Hatteras Heavers, that is. Haven't seen a current discussion of the latest blank options in a while. Thinking about a new custom for this fall's trip. What say you?


----------



## Benji (Nov 19, 2014)

Vega intimidator L, or h. And hellfire, haven't had a chance to play with a hellfire yet.


----------



## Bill (May 8, 2020)

Vega's are expensive, probably a great rod. I've never used one. Better bang for your buck are the CPS Rods. Tommy Farmer sells them right here. I'm sure Tommy has done a comparitive study on his CPS vs Vega. If your in the area you can drop off at Joe Moore's in Avon he has all of Tom's rods for sale.


----------



## Benji (Nov 19, 2014)

You've obviously never priced a Vega to have built either. The blanks for the intimidator are $200 bucks from Luis at cape Henry compared to $310 to $320 for one of Tommy's blanks. Depending on components you can get a vega for around $400 built.

Tommy's rods are great, I own half a dozen, from the smallest to the biggest. But I find I prefer a 70/30 split for a heaver. I like the feel fighting a fish better. Either 1305 cts or the Vega L over my 8 to 12 ccp gen 1 for the beach. I like the ccp gen 1 for pier. I believe Nick builds all 3.


----------



## Bill (May 8, 2020)

If you are looking for a custom rod the buzz word is Nick Walke Custom Rods lives in Kill Devil Hill NC .


----------



## Bill (May 8, 2020)

Your right Benji I have never gotten a price for a custom Vega Rod.
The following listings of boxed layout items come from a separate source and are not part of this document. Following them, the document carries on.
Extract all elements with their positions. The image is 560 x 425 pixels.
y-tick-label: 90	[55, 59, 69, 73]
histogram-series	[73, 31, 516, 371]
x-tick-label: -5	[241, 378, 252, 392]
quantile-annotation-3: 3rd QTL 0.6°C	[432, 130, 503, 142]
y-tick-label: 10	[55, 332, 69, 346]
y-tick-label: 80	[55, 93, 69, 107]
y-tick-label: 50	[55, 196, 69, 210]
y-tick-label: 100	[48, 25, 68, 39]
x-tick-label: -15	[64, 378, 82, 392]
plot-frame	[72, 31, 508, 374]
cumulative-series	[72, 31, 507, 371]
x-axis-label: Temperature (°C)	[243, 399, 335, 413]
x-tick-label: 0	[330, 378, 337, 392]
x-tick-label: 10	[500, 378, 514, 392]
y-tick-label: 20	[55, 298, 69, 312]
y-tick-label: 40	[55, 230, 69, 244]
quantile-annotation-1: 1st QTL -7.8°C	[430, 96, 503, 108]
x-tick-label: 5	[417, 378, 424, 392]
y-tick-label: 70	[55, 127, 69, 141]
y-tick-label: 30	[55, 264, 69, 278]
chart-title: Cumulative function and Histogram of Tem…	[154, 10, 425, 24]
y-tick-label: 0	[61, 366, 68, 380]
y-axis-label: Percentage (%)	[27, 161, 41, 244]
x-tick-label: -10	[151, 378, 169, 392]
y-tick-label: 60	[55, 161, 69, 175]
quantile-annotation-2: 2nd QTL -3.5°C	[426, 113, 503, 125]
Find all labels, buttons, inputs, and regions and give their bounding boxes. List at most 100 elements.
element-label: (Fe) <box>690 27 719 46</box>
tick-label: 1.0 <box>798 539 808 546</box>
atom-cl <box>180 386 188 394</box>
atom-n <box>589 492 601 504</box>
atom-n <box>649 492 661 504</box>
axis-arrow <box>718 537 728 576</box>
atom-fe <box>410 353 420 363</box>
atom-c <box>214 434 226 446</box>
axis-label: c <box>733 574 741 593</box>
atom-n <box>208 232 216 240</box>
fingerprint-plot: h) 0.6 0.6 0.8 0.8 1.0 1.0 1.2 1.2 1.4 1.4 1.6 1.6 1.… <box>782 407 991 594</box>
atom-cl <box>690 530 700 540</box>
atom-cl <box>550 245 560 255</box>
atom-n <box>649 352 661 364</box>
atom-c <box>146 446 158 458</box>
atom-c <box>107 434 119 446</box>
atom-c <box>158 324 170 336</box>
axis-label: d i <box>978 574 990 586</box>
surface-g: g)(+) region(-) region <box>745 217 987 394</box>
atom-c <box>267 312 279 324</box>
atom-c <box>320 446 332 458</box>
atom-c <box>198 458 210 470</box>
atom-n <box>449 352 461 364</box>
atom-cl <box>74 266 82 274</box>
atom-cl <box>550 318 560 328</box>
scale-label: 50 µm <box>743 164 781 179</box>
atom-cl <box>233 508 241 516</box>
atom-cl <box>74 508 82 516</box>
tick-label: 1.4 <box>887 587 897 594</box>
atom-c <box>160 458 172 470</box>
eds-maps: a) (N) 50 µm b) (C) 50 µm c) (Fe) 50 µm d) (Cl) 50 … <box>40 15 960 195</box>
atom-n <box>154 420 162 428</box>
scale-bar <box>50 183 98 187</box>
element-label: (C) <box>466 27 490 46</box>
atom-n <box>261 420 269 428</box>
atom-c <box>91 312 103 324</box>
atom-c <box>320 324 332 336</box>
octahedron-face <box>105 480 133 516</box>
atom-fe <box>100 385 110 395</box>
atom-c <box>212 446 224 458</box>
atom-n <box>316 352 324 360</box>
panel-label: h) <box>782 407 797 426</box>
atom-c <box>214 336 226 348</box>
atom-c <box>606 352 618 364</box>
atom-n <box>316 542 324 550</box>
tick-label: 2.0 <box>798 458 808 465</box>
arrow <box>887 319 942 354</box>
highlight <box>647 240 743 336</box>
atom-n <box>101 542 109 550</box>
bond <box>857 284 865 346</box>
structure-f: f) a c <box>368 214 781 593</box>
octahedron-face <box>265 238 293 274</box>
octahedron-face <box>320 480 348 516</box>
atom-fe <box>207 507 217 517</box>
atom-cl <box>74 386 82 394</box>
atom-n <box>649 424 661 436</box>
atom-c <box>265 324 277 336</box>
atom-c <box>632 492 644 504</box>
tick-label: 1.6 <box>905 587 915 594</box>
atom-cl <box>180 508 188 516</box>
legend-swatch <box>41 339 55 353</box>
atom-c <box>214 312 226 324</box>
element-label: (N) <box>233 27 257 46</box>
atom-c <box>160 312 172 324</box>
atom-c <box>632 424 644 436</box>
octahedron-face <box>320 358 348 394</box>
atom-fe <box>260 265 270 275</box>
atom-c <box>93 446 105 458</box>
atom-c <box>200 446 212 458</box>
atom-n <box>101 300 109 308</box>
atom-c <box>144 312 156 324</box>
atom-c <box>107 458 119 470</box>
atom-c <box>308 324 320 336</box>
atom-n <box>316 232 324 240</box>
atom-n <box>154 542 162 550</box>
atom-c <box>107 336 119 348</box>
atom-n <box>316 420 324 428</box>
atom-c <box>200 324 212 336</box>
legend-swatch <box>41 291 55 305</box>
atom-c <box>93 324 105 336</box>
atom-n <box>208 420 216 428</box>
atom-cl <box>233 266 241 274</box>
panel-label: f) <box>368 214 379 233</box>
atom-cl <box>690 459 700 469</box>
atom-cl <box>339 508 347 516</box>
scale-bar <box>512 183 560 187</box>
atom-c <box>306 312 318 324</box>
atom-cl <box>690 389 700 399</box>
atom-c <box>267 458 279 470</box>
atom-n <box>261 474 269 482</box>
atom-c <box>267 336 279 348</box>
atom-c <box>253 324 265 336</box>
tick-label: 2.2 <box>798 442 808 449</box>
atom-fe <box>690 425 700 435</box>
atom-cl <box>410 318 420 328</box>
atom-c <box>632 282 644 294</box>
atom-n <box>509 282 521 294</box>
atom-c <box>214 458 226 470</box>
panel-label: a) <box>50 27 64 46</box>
But I did get a price in a stock model, heaver and it was a $400. My mistake I thought Tommy's were cheaper.


----------



## Bill (May 8, 2020)

Benji thanks for the information on Vaga rods at Cape Henery. I'm going up there to price some rods.


----------



## Joe H (Sep 9, 2015)

Thanks folks!


----------



## Benji (Nov 19, 2014)

Also forgot about the century drum gun ... if you have too much extra money..


----------



## Joe H (Sep 9, 2015)

Benji said:


> Also forgot about the century drum gun ... if you have too much extra money..


Lord help us, I'd have to set up a payment plan on the Century rods! For some reason, I don't think they would add 30 yards to my cast. Poor technique on my part.


----------



## Tommy (Jan 24, 2001)

Guys,

There are a bunch of quality options on heavers. I'd say it is a GREAT time to be in the market. Back in the winter, we had a couple of casting demo days in eastern NC. I took the new CPS GEN 2 heavers out to play against the best heavers on the market. At the end of the day I was very happy with the results...  

The best advice I can offer is to try as many as you can, and make your decision based on what feels and performs best in YOUR hands, not what a buddy likes or thinks is the best out there. Never has there been a better selection of top quality rods available.

I believe Nick does build on all of the blanks mentioned.

The CPS GEN 2 rods and blanks are 10-12 % lighter in weight (compared to G1) with faster recovery on the cast and exceptional bite detection. 

As always, I'm available to answer any questions!

Tommy


----------